Richard Cohen's latest disgrace: Noted creep has some thoughts on sexual creeps

Washington Post columnist wonders why culture devalues women -- but doesn't acknowledge his own sordid history

Published November 25, 2014 3:18PM (EST)

Richard Cohen          (CNN)
Richard Cohen (CNN)

Last week, Rolling Stone published a horrific, infuriating account detailing an alleged 2012 frat house gang rape at the University of Virginia. "Jackie," the reported victim, found herself stymied by university officials in her search for accountability; a dean explained to Jackie that the university didn't keep statistics on sex crimes because "nobody wants to send their daughter to the rape school." The report raises unsettling questions about UVA's culture of impunity and how it handles what mounting evidence makes clear is a very real sexual assault problem, and has quite rightly sparked a discussion about rape culture, the treatment of women, and administrative accountability.

The latest entrant to this discussion is Washington Post columnist Richard Cohen, who asks today what, in God's name, is happening on America's campuses.

"How can rape thrive?" Cohen wonders. "How can a rapist walk to class the next day without other men confronting him? How is the rapist or the witness allowed to feel he has exercised some masculine privilege when, in fact, he has just violated the cardinal rule of masculinity?"

That "cardinal rule"? "Be respectful of women [emphasis Cohen's]."

Here, one might expect Cohen to offer his unique insight as a man who notoriously has not always respected women. In 1998, the Post found that Cohen had displayed "inappropriate behavior" toward 23-year-old editorial aide Devon Spurgeon, creating a "hostile working environment" with crude and sexually suggestive remarks. When the Lewinsky scandal was at its height, Cohen probed Spurgeon's brain on the question of whether oral sex constituted "casual sex," a discussion other Post staffers deemed "offensive," according to the New York Observer. Cohen also told Spurgeon that she "looked good in black" and, on at least one occasion, asked her to "stand up and turn around."

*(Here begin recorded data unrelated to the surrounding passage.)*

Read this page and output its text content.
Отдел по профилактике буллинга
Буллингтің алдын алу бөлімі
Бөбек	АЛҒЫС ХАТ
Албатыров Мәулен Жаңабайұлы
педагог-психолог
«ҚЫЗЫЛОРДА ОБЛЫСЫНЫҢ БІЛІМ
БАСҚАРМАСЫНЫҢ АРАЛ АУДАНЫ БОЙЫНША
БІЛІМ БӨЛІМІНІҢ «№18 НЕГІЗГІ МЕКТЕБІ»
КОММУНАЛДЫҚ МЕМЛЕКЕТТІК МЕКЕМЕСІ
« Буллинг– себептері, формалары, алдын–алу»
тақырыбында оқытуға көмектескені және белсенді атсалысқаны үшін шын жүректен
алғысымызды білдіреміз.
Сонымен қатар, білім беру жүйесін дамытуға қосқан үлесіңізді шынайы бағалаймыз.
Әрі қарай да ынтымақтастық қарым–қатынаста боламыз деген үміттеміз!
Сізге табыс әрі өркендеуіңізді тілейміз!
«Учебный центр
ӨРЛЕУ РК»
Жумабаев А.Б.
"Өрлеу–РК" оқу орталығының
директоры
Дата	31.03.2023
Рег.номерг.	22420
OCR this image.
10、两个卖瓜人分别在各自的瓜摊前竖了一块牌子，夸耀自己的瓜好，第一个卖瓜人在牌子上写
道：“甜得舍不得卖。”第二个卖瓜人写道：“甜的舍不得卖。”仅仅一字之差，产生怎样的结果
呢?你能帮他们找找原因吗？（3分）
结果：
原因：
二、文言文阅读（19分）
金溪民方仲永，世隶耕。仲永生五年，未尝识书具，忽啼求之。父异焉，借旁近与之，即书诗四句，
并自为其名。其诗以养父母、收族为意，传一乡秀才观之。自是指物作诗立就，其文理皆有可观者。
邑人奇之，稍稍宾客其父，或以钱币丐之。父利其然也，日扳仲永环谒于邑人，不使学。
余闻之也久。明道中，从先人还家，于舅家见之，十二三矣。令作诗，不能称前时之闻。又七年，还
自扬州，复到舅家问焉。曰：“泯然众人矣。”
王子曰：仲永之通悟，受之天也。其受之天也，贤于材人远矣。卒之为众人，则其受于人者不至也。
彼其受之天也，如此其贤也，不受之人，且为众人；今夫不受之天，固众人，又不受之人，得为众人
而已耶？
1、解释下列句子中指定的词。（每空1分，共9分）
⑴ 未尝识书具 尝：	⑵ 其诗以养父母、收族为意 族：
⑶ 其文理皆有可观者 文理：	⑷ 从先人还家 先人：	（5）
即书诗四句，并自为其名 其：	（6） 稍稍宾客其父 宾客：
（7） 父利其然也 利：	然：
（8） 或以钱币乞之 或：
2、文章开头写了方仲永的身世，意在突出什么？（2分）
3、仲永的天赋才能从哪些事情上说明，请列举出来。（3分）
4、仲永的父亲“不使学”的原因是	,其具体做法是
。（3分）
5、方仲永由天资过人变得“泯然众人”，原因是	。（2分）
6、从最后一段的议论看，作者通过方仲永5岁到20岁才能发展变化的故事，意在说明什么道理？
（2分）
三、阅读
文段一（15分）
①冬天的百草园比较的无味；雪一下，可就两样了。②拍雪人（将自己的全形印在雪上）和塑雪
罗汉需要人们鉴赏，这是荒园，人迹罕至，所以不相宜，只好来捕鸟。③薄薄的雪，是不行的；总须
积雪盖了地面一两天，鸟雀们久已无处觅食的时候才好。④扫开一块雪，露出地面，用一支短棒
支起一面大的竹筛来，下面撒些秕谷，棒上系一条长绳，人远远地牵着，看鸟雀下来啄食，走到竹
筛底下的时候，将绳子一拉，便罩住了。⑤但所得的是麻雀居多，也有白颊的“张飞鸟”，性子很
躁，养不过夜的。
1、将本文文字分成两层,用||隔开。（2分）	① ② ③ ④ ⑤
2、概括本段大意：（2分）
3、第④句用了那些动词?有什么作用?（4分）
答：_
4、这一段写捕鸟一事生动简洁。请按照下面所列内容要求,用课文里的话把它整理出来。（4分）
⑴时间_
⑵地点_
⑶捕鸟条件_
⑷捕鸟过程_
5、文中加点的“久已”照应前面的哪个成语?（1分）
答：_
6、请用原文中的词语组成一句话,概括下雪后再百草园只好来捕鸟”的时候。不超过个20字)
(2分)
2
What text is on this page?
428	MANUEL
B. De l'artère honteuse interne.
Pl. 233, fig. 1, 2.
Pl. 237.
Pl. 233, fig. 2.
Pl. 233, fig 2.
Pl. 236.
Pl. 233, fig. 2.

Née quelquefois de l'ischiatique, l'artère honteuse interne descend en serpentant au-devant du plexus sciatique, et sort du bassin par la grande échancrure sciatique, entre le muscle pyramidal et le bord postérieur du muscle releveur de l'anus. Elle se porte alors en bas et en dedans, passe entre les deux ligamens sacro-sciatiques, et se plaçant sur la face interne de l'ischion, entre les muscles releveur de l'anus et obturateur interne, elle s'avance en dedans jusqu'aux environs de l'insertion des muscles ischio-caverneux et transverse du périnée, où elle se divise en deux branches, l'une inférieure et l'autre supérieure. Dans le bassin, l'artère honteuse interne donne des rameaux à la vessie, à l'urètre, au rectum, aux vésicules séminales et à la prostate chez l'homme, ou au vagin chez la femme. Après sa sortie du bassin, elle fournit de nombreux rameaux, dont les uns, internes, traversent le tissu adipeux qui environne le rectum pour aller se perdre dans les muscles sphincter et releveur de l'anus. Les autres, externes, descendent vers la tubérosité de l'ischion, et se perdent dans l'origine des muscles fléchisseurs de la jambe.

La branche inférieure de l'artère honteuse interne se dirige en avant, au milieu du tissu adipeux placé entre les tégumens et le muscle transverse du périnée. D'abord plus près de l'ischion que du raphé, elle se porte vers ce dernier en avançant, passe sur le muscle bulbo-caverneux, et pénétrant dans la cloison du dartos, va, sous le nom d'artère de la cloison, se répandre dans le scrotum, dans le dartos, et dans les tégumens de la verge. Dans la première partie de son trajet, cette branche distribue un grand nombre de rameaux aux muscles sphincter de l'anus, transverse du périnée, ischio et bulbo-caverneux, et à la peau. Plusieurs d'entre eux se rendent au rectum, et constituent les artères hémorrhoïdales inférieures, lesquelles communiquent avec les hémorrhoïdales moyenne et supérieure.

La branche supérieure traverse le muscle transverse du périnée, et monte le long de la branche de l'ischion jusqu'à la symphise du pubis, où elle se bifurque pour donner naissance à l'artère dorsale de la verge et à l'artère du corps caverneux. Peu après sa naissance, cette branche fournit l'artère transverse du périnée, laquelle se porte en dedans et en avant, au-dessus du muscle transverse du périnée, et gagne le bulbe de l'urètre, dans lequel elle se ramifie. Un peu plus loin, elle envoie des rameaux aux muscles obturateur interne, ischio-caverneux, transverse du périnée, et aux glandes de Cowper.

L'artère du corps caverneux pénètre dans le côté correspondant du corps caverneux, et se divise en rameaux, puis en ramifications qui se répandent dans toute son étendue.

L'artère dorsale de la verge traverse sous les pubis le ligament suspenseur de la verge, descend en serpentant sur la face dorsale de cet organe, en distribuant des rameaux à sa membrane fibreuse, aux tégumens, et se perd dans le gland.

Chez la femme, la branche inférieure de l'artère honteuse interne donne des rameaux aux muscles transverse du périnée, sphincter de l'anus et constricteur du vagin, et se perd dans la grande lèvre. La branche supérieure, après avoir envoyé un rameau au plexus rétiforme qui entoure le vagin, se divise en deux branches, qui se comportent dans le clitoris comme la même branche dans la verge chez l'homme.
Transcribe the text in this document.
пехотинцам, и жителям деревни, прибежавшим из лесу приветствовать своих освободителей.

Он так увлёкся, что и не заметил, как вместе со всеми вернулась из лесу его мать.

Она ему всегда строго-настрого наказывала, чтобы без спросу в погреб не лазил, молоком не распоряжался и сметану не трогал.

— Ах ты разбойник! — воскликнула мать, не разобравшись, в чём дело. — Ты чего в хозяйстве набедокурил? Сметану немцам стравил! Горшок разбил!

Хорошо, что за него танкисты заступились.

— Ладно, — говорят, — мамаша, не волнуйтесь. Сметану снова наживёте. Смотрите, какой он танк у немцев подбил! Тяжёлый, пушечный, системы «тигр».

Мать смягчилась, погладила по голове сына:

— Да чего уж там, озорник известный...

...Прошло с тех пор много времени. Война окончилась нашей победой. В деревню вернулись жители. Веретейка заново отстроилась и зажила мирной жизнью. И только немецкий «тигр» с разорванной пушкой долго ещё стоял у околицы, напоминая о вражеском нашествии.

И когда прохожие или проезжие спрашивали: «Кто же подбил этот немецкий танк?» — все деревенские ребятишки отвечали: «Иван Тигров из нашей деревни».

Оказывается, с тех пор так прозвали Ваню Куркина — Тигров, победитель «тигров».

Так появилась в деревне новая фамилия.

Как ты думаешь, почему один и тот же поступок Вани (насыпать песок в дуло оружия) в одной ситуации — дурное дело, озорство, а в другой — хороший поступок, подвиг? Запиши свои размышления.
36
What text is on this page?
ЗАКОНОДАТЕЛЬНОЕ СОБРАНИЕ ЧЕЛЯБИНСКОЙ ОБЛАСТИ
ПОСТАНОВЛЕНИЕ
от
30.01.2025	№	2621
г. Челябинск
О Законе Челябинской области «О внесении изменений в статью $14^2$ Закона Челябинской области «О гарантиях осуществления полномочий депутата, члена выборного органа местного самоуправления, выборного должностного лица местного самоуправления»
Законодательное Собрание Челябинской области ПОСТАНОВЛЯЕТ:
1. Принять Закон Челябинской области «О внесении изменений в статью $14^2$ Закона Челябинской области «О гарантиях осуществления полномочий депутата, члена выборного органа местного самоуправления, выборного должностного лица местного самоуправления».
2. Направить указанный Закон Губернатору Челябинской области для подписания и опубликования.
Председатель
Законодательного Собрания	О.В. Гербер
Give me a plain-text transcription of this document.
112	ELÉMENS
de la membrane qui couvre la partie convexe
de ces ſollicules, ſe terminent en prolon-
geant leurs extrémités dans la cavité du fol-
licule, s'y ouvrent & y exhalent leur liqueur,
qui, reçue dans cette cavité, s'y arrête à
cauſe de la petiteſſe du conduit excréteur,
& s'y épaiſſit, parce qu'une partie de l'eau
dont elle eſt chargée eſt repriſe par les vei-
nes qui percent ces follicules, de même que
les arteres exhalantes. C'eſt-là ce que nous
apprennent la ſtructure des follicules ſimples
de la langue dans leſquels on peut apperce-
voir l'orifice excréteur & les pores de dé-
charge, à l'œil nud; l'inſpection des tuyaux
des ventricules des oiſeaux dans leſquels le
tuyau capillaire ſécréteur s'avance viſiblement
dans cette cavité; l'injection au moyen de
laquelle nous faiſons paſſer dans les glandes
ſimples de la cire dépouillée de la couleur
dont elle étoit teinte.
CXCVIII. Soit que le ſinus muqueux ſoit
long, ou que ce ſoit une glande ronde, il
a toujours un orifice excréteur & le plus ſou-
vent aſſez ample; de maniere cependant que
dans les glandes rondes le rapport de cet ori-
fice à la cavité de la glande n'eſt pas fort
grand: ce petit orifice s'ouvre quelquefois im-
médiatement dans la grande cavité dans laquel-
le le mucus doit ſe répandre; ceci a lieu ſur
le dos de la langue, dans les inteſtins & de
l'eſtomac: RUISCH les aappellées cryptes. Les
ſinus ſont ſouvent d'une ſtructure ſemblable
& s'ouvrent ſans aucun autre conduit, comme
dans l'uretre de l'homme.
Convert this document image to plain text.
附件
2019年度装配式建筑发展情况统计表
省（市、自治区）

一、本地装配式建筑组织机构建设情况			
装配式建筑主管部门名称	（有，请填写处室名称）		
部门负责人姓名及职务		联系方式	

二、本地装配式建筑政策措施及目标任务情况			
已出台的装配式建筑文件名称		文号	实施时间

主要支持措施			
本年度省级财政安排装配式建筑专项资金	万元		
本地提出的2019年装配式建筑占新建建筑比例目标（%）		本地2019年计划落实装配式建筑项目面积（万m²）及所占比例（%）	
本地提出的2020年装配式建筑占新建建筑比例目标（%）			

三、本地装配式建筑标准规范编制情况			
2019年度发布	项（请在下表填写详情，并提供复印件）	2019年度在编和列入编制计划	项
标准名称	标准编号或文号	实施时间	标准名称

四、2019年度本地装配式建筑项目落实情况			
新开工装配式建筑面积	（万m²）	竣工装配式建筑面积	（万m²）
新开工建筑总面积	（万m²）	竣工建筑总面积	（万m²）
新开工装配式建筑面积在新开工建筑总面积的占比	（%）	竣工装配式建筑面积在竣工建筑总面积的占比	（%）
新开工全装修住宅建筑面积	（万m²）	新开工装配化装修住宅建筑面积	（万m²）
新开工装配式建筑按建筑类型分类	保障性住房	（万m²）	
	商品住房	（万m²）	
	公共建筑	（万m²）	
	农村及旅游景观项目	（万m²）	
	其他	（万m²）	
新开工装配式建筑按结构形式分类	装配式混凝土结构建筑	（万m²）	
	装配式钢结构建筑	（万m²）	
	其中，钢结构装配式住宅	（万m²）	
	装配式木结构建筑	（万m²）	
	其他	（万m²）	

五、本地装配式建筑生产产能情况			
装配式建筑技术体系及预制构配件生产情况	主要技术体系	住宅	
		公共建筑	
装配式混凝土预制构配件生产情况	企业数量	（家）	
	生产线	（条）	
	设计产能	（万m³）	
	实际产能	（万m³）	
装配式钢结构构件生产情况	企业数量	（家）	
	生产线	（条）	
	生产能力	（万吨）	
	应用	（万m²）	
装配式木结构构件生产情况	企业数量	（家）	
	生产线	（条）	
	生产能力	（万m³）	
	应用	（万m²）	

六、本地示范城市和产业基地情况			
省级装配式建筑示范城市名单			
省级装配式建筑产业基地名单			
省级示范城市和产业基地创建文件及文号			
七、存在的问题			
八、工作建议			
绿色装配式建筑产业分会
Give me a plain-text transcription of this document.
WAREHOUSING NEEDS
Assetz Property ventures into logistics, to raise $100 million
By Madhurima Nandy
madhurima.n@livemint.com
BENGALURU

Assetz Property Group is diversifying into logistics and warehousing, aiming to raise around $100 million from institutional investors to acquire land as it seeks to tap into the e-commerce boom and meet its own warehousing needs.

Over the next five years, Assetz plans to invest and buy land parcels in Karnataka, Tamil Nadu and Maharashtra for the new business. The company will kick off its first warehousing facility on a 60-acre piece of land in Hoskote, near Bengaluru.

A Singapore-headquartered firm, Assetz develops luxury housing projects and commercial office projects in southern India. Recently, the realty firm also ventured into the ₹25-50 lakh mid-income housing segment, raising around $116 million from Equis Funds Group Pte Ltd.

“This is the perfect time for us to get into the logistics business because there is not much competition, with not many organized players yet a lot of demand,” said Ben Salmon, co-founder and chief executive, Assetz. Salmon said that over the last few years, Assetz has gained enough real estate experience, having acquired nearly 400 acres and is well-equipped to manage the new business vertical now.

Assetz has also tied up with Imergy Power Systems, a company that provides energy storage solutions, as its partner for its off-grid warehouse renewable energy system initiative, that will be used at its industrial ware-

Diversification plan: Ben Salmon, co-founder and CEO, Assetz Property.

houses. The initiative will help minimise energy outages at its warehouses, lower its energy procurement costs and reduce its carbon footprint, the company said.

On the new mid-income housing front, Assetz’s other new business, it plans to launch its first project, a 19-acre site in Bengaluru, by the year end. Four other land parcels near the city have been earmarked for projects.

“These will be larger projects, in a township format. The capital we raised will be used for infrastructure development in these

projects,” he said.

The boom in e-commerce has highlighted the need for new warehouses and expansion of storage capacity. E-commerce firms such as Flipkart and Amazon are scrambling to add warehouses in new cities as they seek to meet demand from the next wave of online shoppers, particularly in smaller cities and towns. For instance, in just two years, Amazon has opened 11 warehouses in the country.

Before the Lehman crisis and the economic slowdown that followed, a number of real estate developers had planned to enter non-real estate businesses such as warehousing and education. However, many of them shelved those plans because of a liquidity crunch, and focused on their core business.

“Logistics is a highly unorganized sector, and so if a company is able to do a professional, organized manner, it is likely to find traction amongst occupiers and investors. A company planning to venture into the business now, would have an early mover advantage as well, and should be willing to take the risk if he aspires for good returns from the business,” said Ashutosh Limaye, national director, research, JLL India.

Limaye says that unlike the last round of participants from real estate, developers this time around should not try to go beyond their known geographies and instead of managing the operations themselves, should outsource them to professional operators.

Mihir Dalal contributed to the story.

None of this disqualifies Cohen from weighing in on the UVA story. (Nor is this to equate Cohen's deplorable behavior with gang rape.) Far from it -- the story offers Cohen an opportunity to explain what he's learned about the importance of fostering a culture that's "respectful of women," that sees women as fully flourishing, autonomous human beings, not pieces of meat. Instead, Cohen completely omits his own unsavory history from the column, expressing befuddlement at "these creeps who rape."

"Is this old-fashioned?" Cohen asks of his puzzlement. "Have I just geezered my way into irrelevance? Am I going to hear from the gaggle of bloggers circling, like vultures, for the one errant phrase? Will I be told that I just don’t get it ? Well, I don’t. When I hear President Obama suggest that 1 in 5 college women is a victim of sexual assault, I just don’t get it. Who are these creeps who rape? Why do other men put up with such behavior?"

Why indeed. An even better question is why the Post saw fit to publish Cohen's column with nary a brief disclaimer about Cohen's past complicity in a culture that continues to devalue women.